Eigentümer von Bauland erhalten Post von der Gemeinde

Mit dem Start der Eigentümerbefragung geht die Einrichtung des Flächenmanagements in die nächste Runde. Die Gemeinde spricht nun Besitzer von Baugrundstücken aktiv an, um bisher unbebaute Flächen für die Wohnbebauung nutzbar zu machen.

Nach der Einrichtung einer Flächenmanagement-Datenbank im Rahmen des staatlich geförderten „Vitalitätschecks“ wollen wir nun in Erfahrung bringen, ob und welche Grundstückseigentümer bereit sind, ihre Baugrundstücke entweder zu bebauen oder zu verkaufen.
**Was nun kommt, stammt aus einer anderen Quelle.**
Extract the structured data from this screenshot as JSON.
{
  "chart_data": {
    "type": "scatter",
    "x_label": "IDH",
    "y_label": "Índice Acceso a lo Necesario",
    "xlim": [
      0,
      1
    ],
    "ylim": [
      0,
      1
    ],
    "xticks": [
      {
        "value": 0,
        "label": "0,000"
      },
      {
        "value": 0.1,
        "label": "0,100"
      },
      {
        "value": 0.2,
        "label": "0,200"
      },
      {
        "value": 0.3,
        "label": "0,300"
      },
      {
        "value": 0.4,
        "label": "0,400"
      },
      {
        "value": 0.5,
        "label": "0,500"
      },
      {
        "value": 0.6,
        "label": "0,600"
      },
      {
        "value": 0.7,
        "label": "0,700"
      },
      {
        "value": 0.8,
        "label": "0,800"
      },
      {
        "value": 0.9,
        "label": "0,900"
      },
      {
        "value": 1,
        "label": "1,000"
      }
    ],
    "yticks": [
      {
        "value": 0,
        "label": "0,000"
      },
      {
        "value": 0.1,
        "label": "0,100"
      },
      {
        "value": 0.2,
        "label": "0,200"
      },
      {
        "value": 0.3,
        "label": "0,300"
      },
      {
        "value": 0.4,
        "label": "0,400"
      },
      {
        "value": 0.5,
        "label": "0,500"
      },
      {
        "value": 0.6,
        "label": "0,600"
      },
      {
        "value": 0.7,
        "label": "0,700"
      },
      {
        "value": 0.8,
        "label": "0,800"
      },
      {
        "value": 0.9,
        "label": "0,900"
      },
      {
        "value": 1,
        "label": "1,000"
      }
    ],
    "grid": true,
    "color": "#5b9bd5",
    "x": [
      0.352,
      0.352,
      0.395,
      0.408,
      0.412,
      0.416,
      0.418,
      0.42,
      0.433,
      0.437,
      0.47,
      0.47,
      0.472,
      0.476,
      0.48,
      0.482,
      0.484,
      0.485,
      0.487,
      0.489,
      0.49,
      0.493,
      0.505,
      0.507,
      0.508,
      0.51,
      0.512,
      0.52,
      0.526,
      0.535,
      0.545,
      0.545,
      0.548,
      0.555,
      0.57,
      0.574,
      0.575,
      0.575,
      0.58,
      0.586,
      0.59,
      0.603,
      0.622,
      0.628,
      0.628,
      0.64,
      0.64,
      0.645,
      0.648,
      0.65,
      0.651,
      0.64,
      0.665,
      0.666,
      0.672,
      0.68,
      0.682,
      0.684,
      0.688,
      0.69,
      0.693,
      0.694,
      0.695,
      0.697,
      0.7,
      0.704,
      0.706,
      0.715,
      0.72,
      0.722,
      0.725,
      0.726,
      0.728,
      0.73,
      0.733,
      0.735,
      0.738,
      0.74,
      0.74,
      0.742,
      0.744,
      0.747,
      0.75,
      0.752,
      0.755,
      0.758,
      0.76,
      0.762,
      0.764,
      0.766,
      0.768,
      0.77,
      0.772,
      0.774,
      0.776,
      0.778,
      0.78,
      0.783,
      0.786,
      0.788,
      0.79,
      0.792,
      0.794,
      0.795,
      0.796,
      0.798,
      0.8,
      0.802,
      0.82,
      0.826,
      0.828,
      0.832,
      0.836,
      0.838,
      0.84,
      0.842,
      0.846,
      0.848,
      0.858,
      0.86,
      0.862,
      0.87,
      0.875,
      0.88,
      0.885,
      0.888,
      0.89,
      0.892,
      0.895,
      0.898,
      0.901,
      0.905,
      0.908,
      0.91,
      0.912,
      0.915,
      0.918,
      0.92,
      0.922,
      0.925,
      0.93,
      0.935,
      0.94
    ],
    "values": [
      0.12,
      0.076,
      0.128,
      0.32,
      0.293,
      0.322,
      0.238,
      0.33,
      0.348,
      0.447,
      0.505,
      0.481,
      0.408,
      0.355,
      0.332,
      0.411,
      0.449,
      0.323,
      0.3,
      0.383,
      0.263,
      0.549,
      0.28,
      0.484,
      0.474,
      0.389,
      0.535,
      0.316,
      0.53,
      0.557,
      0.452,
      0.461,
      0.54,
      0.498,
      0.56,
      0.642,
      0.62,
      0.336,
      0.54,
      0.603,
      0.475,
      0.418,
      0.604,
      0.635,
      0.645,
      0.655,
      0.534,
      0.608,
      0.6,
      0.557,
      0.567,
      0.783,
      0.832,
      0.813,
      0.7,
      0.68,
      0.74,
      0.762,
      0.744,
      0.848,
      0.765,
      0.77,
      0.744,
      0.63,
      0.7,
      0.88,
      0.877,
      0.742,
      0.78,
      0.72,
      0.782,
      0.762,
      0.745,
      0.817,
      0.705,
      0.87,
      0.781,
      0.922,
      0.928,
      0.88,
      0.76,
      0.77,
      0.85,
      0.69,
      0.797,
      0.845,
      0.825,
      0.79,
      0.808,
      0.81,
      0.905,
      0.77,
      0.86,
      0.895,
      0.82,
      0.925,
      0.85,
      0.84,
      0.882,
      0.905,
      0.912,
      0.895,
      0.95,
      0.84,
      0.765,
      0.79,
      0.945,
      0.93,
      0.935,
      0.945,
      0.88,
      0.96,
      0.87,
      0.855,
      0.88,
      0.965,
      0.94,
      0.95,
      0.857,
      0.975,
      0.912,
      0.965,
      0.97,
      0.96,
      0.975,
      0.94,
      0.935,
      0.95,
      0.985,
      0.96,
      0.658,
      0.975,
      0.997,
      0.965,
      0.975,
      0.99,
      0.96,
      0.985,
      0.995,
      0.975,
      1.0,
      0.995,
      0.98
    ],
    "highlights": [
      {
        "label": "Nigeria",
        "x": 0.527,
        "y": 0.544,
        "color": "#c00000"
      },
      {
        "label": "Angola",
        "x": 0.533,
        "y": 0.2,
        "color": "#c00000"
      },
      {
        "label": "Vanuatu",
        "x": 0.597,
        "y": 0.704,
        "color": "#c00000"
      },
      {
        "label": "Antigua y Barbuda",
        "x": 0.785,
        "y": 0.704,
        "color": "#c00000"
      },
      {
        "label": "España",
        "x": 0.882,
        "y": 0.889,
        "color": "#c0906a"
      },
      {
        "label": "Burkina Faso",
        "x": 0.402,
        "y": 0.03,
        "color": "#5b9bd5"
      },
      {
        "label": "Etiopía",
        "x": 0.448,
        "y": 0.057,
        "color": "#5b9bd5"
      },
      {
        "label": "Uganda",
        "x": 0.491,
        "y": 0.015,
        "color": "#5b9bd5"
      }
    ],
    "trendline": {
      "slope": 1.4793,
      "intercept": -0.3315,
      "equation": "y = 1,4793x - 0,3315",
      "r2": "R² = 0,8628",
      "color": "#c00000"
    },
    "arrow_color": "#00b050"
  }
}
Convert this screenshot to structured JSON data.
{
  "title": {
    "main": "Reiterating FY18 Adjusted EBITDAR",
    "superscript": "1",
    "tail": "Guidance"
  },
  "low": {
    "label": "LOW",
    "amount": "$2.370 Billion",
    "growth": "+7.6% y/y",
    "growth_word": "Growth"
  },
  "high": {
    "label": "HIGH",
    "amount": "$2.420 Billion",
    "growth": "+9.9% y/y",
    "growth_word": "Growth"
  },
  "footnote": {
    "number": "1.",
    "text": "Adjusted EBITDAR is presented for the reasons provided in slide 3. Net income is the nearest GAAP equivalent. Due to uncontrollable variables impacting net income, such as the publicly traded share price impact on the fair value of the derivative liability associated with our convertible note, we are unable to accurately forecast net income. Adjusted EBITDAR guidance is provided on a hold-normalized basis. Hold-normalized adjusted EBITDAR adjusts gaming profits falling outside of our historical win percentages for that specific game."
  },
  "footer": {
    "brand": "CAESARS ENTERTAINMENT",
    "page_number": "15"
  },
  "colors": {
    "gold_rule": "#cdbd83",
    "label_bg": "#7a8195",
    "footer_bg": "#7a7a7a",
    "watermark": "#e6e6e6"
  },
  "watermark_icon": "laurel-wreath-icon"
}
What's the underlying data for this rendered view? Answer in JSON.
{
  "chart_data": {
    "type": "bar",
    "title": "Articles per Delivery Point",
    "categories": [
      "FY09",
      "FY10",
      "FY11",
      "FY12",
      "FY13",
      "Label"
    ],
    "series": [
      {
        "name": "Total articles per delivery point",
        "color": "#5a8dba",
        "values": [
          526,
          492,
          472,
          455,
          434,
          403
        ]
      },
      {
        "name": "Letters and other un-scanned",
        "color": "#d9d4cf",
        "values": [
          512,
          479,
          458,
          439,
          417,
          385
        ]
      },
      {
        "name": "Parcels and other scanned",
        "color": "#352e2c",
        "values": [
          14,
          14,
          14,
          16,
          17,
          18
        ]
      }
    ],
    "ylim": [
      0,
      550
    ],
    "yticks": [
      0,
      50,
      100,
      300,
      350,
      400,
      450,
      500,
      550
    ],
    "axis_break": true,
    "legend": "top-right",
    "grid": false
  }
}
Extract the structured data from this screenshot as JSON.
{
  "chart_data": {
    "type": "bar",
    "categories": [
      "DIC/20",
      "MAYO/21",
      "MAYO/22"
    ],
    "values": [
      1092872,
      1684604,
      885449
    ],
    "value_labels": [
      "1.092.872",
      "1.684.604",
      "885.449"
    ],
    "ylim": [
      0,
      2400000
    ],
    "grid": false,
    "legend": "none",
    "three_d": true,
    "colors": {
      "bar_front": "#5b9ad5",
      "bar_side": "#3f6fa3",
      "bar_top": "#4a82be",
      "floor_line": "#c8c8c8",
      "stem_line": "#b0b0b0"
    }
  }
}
Der Hintergrund: In Haselbach gibt es eine hohe Nachfrage nach Bauplätzen für Ein- und Mehrfamilienhäuser. Gleichzeitig hat der Vitalitätscheck ergeben, dass rund 13 Hektar ungenutztes Bauland in Haselbach vorhanden sind.

Eigentümer ermuntern und beraten

Das Problem: Während in neuen Baugebieten Grundstücke von der Gemeinde grundsätzlich mit einer Bauverpflichtung verkauft werden, sind in den alten Wohngebieten Parzellen seit Jahrzehnten unbebaut – ohne Zugriffsmöglichkeiten für die Gemeinde. Der Vitalitätscheck war für die Gemeinde in dieser Hinsicht ein wichtiger erster Schritt: Nun haben wir einen Überblick, welche Flächen un- beziehungsweise untergenutzt sind.

Entscheidend ist es nun, das Leerstands- und Flächenmanagement weiterzubetreiben: Die Gemeinde kann zwar niemanden zwingen, sein Grundstück zu verkaufen. Aber sie kann die Eigentümer ermuntern und beraten. Das geschieht mit der nun gestarteten Fragebogenaktion. Gleichzeitig wird die Flächenmanagement-Datenbank weitergepflegt.

Gerüstet für die Wohnungsblase

Wir erwarten nicht, dass wir durch das Flächenmanagement kurzfristig allen jungen Familien aus Haselbach, die auf der Suche nach einem Bauplatz sind, einen solchen zur Verfügung stellen können. Insofern wird das bereits in der Planung begriffene neue Baugebiet weiter nötig sein. Wir hoffen aber, dass dadurch bestehendes Bauland effizienter als bisher genutzt werden kann und langfristig auf die Ausweisung neuer Baugebiete verzichtet werden kann. Gleichzeitig ist in rund einem Jahrzehnt demografisch bedingt mit deutlich zunehmenden Leerständen zu rechnen. Für diese Wohnungsblase („generational housing bubble“) will sich die Gemeinde mit dem aktiven Flächenmanagement rüsten, um nicht irgendwann mit einem großen Leerstandsproblem konfrontiert zu sein.